I worked one summer of my misspent youth on a roofing crew. We roofed flat roofs with tar and stone.
The "kettle-man" ran the kettle. He broke up 100 pound plugs of tar with an ax and tossed them into the propane fired kettle.
It was pumped to the roof and "hot" guys carried it in buckets to the skilled guys who poured and mopped it. Gravel was added later.
I was a "hot" guy.
One morning we lost our kettle-man. He always started early...four in the morning if memory serves...because the crew had a temperature window to work with. The tar had to be hot and liquid when we showed up.
Because he started early he also punched out early and a kettle that is 1/4 comes to heat more quickly than one that is full. So a big part of his job, early in the shift is to refill the kettle, never adding so much that it dropped the temperature below the working temperature of 450F.
Unlike ice which expands when it freezes, tar shrinks. It shrinks a lot. So every plug of tar had a deep cavity in the top.
One night it rained. In the morning, the kettle-man did as he always did. At some point, when the kettle was almost full, he tossed in a piece of tar from the top of one of the plugs. It still had some water in the cavity....perhaps the recess in the top had partially "bubbled". I don't know. I never saw the kettle-man again to ask.
The water flashed to steam and sprayed the kettle-man with molten, 450 degree liquid tar which immediately congealed upon hitting his skin. The kettle-man was a big man. It was hot near the kettle. He was not wearing a shirt (but he was wearing sunglasses).
The Emergency Room physicians resorted to using a hand-cleanser, GoJo, to soften and remove the tar. A eighth-of-an-inch of slagged on tar burned equally deeply into his flesh.
Everywhere he was splashed, except for the spider webs, were third (and fourth) degree burns.
- First-degree burns damage the outer layer (epidermis) of the skin. These burns usually heal on their own within a week. A common example is a sunburn.
- Second-degree burns damage not only the outer layer but also the layer beneath it (dermis). These burns might need a skin graft—natural or artificial skin to cover and protect the body while it heals—and they may leave a scar.
- Third-degree burns damage or completely destroy both layers of skin including hair follicles and sweat glands and damage underlying tissues. These burns always require skin grafts.

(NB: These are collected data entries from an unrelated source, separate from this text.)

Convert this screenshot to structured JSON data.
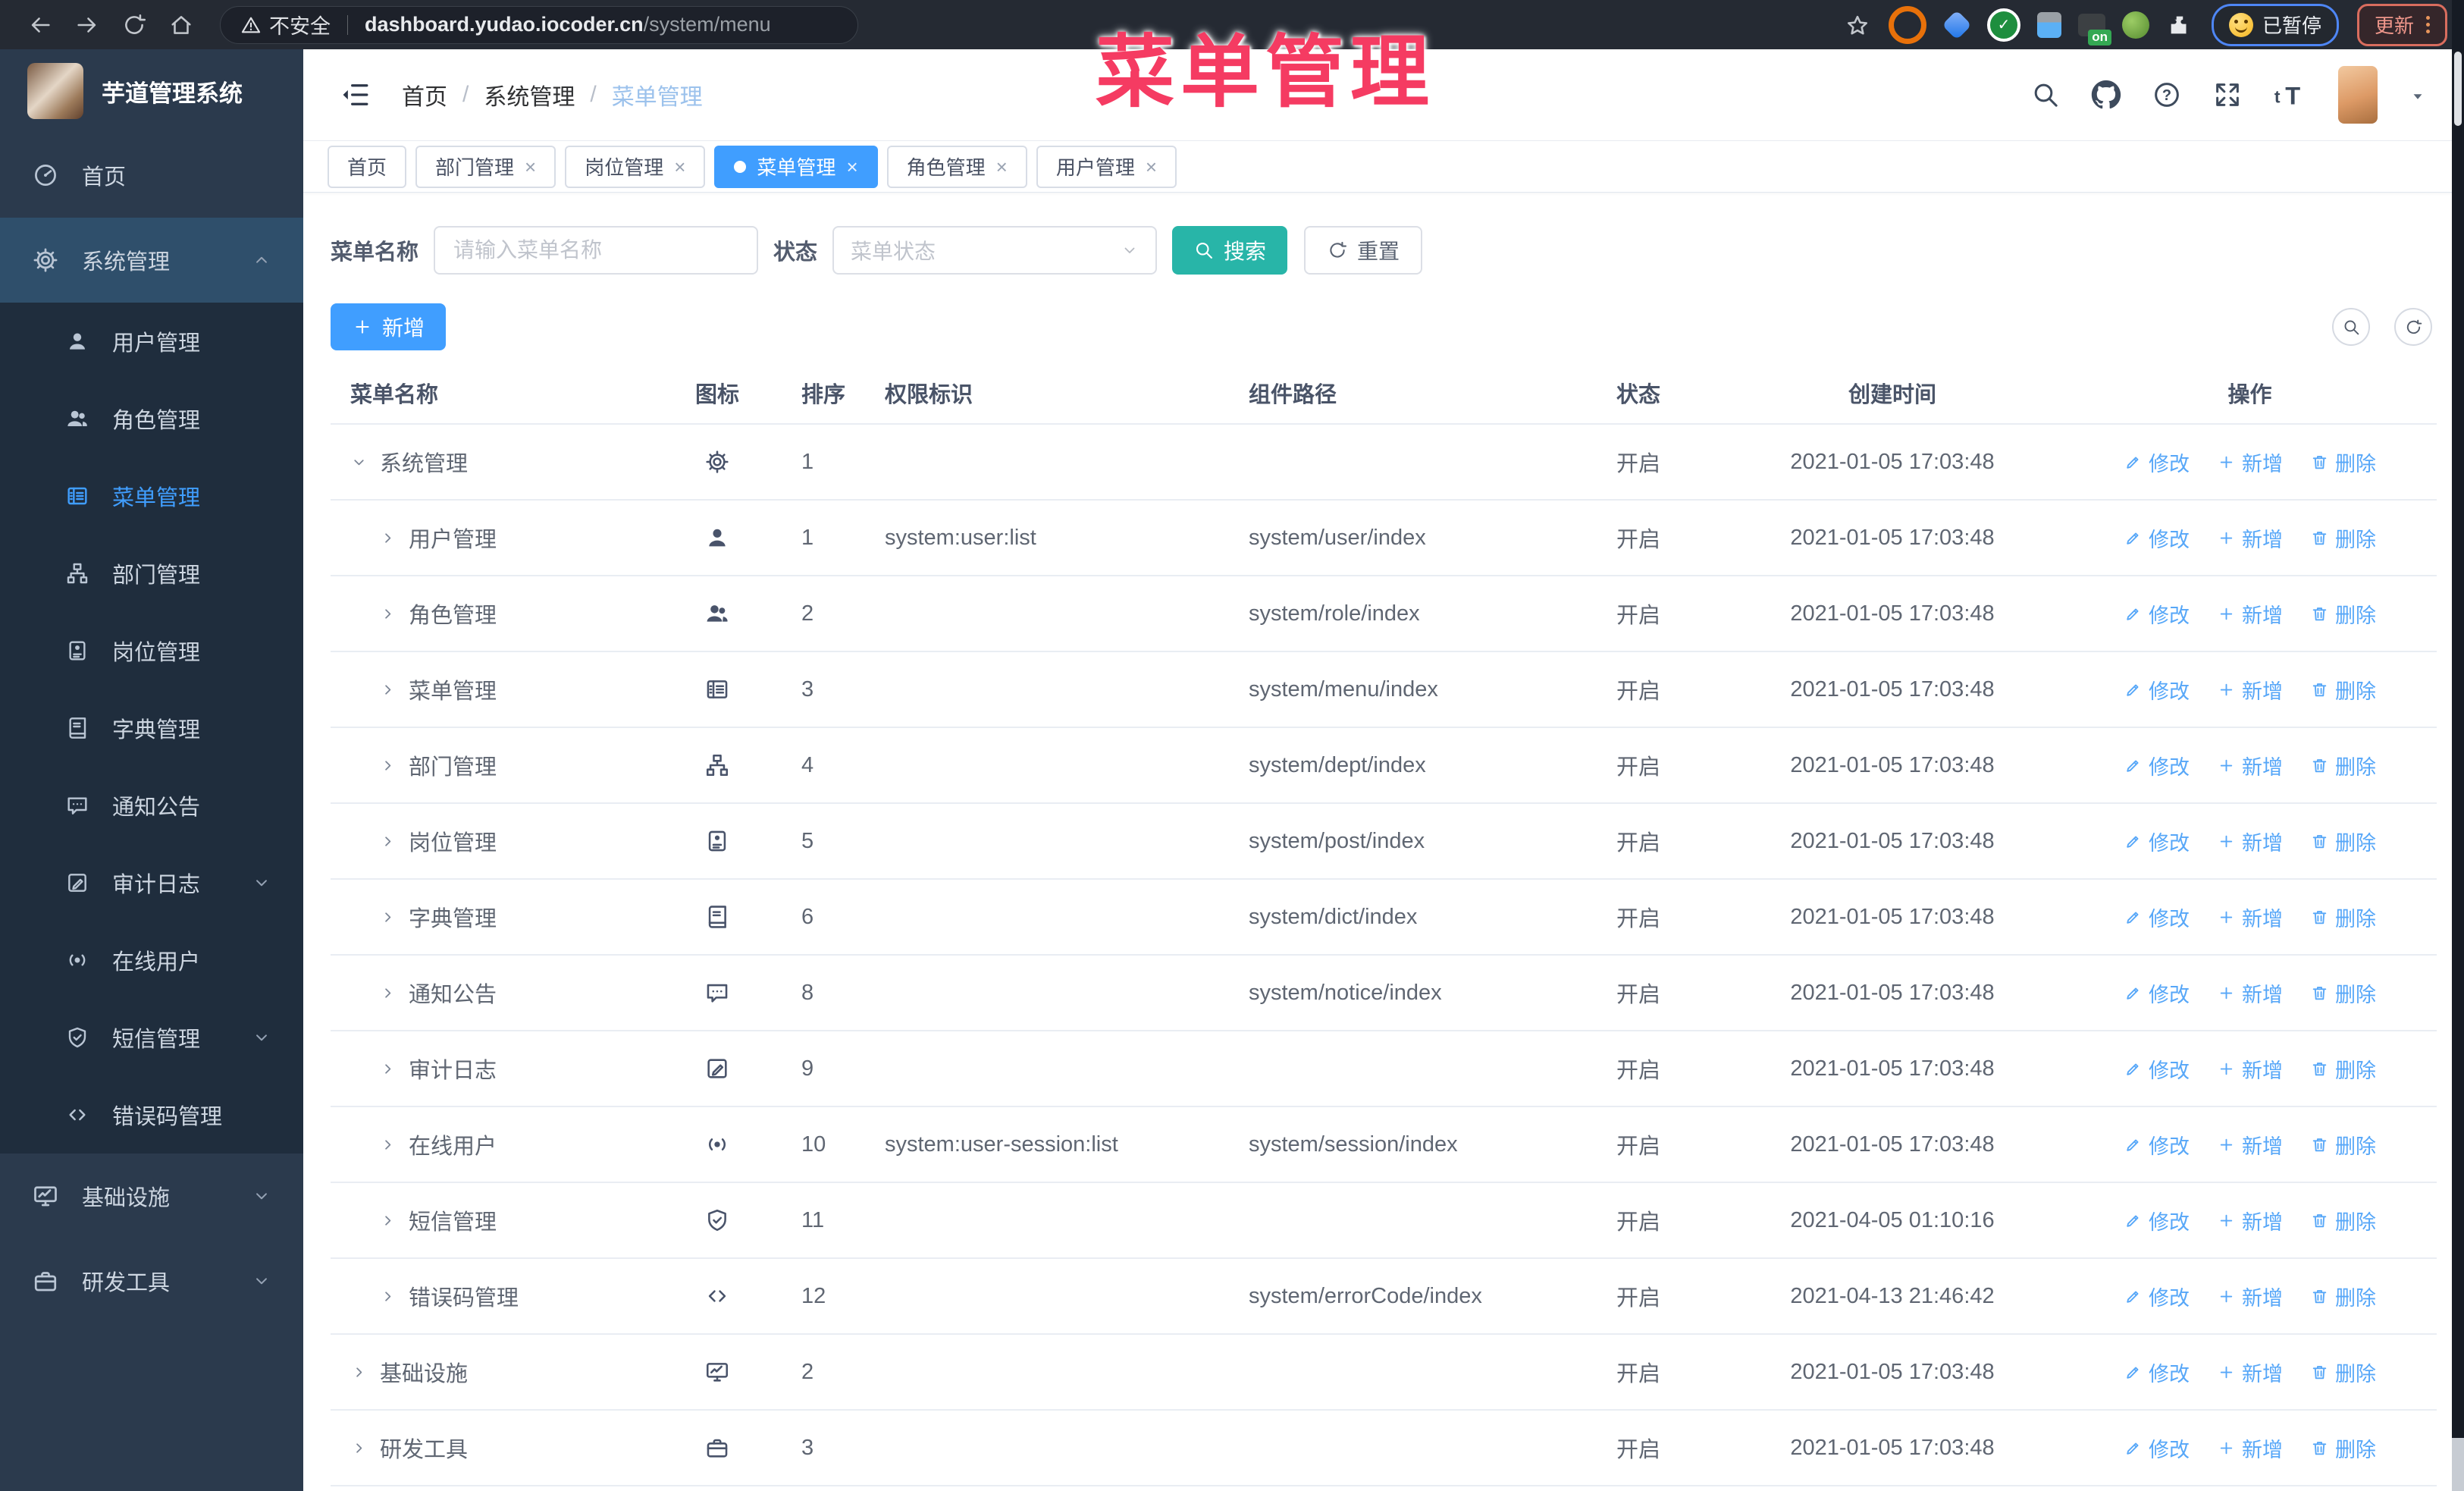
{
  "colors": {
    "primary": "#409eff",
    "teal": "#28b5a8",
    "annotation_red": "#f53b62",
    "link_blue": "#57a7f8",
    "sidebar_bg": "#2b3a4d",
    "submenu_bg": "#1f2d3d",
    "active_parent_bg": "#2f4f6b"
  },
  "browser": {
    "security_label": "不安全",
    "url_host": "dashboard.yudao.iocoder.cn",
    "url_path": "/system/menu",
    "extensions": [
      {
        "key": "orange-circle"
      },
      {
        "key": "blue-gem"
      },
      {
        "key": "green-check"
      },
      {
        "key": "grid-blue"
      },
      {
        "key": "dark-on",
        "badge": "on"
      },
      {
        "key": "green-monkey"
      },
      {
        "key": "puzzle-white"
      }
    ],
    "paused_badge": "已暂停",
    "update_label": "更新"
  },
  "annotation": {
    "text": "菜单管理"
  },
  "sidebar": {
    "logo_title": "芋道管理系统",
    "sections": [
      {
        "type": "item",
        "key": "home",
        "label": "首页",
        "icon": "dashboard"
      },
      {
        "type": "group",
        "key": "system",
        "label": "系统管理",
        "icon": "gear",
        "expanded": true,
        "children": [
          {
            "key": "user",
            "label": "用户管理",
            "icon": "user"
          },
          {
            "key": "role",
            "label": "角色管理",
            "icon": "users"
          },
          {
            "key": "menu",
            "label": "菜单管理",
            "icon": "menu",
            "active": true
          },
          {
            "key": "dept",
            "label": "部门管理",
            "icon": "tree"
          },
          {
            "key": "post",
            "label": "岗位管理",
            "icon": "post"
          },
          {
            "key": "dict",
            "label": "字典管理",
            "icon": "dict"
          },
          {
            "key": "notice",
            "label": "通知公告",
            "icon": "message"
          },
          {
            "key": "auditlog",
            "label": "审计日志",
            "icon": "log",
            "chevron": "down"
          },
          {
            "key": "online",
            "label": "在线用户",
            "icon": "online"
          },
          {
            "key": "sms",
            "label": "短信管理",
            "icon": "shield",
            "chevron": "down"
          },
          {
            "key": "errcode",
            "label": "错误码管理",
            "icon": "code"
          }
        ]
      },
      {
        "type": "item",
        "key": "infra",
        "label": "基础设施",
        "icon": "monitor",
        "chevron": "down"
      },
      {
        "type": "item",
        "key": "tools",
        "label": "研发工具",
        "icon": "tool",
        "chevron": "down"
      }
    ]
  },
  "header": {
    "breadcrumb": [
      "首页",
      "系统管理",
      "菜单管理"
    ],
    "font_size_icon_text": "tT",
    "help_glyph": "?"
  },
  "tabs": [
    {
      "key": "home",
      "label": "首页",
      "closable": false
    },
    {
      "key": "dept",
      "label": "部门管理",
      "closable": true
    },
    {
      "key": "post",
      "label": "岗位管理",
      "closable": true
    },
    {
      "key": "menu",
      "label": "菜单管理",
      "closable": true,
      "active": true
    },
    {
      "key": "role",
      "label": "角色管理",
      "closable": true
    },
    {
      "key": "user",
      "label": "用户管理",
      "closable": true
    }
  ],
  "filters": {
    "name_label": "菜单名称",
    "name_placeholder": "请输入菜单名称",
    "status_label": "状态",
    "status_placeholder": "菜单状态",
    "search_label": "搜索",
    "reset_label": "重置"
  },
  "toolbar": {
    "add_label": "新增"
  },
  "table": {
    "columns": [
      "菜单名称",
      "图标",
      "排序",
      "权限标识",
      "组件路径",
      "状态",
      "创建时间",
      "操作"
    ],
    "actions": {
      "edit": "修改",
      "add": "新增",
      "delete": "删除"
    },
    "rows": [
      {
        "name": "系统管理",
        "level": 0,
        "expanded": true,
        "icon": "gear",
        "sort": "1",
        "perms": "",
        "path": "",
        "status": "开启",
        "time": "2021-01-05 17:03:48"
      },
      {
        "name": "用户管理",
        "level": 1,
        "icon": "user",
        "sort": "1",
        "perms": "system:user:list",
        "path": "system/user/index",
        "status": "开启",
        "time": "2021-01-05 17:03:48"
      },
      {
        "name": "角色管理",
        "level": 1,
        "icon": "users",
        "sort": "2",
        "perms": "",
        "path": "system/role/index",
        "status": "开启",
        "time": "2021-01-05 17:03:48"
      },
      {
        "name": "菜单管理",
        "level": 1,
        "icon": "menu",
        "sort": "3",
        "perms": "",
        "path": "system/menu/index",
        "status": "开启",
        "time": "2021-01-05 17:03:48"
      },
      {
        "name": "部门管理",
        "level": 1,
        "icon": "tree",
        "sort": "4",
        "perms": "",
        "path": "system/dept/index",
        "status": "开启",
        "time": "2021-01-05 17:03:48"
      },
      {
        "name": "岗位管理",
        "level": 1,
        "icon": "post",
        "sort": "5",
        "perms": "",
        "path": "system/post/index",
        "status": "开启",
        "time": "2021-01-05 17:03:48"
      },
      {
        "name": "字典管理",
        "level": 1,
        "icon": "dict",
        "sort": "6",
        "perms": "",
        "path": "system/dict/index",
        "status": "开启",
        "time": "2021-01-05 17:03:48"
      },
      {
        "name": "通知公告",
        "level": 1,
        "icon": "message",
        "sort": "8",
        "perms": "",
        "path": "system/notice/index",
        "status": "开启",
        "time": "2021-01-05 17:03:48"
      },
      {
        "name": "审计日志",
        "level": 1,
        "icon": "log",
        "sort": "9",
        "perms": "",
        "path": "",
        "status": "开启",
        "time": "2021-01-05 17:03:48"
      },
      {
        "name": "在线用户",
        "level": 1,
        "icon": "online",
        "sort": "10",
        "perms": "system:user-session:list",
        "path": "system/session/index",
        "status": "开启",
        "time": "2021-01-05 17:03:48"
      },
      {
        "name": "短信管理",
        "level": 1,
        "icon": "shield",
        "sort": "11",
        "perms": "",
        "path": "",
        "status": "开启",
        "time": "2021-04-05 01:10:16"
      },
      {
        "name": "错误码管理",
        "level": 1,
        "icon": "code",
        "sort": "12",
        "perms": "",
        "path": "system/errorCode/index",
        "status": "开启",
        "time": "2021-04-13 21:46:42"
      },
      {
        "name": "基础设施",
        "level": 0,
        "expanded": false,
        "icon": "monitor",
        "sort": "2",
        "perms": "",
        "path": "",
        "status": "开启",
        "time": "2021-01-05 17:03:48"
      },
      {
        "name": "研发工具",
        "level": 0,
        "expanded": false,
        "icon": "tool",
        "sort": "3",
        "perms": "",
        "path": "",
        "status": "开启",
        "time": "2021-01-05 17:03:48"
      }
    ]
  }
}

- Fourth degree burns extend into fat, fifth degree burns into muscle, and sixth degree burns to bone. Source
Modern medicine is a miracle. It can save nearly every person who has less than 40% of their skin covered with third degree burns. The first hospital stay is long, 20-to-40 days. The treatment is excruciating as the patient is put into a whirlpool for "debridement". Debridement is when the dead and infected flesh is removed by the water and mechanical scouring.
In the absence of modern antibiotics, sterile whirlpools and an economy rich enough to subsidize putting a person into intensive care for a month....burn patients with 40% of their body surface covered with 3rd degree burns are going to die a very, very painful and protracted death. Many will opt for suicide.
The lucky ones are the ones who die quickly. They will be unable to replace fluids or their electrolytes will get out-of-balance and they will tag-out with a heart attack. They will die within days. Still excruciating pain, but only days of it.
The unlucky ones will linger for weeks, and then die.
Back-in-the-day, to be tarred-and-feathered was not a joke and almost inevitably fatal.
If you survived (unlikely), you would have horrible scars and everybody would know, "You were the guy..."
Not a joke
Today, the term "tar-and-feather' is something of a joke, a meme or shorthand for taking action against somebody who you disapprove of.
It is not a joke. It is a death sentence.
And it is telling that at various times in our country's history people felt it was not just justified, but required.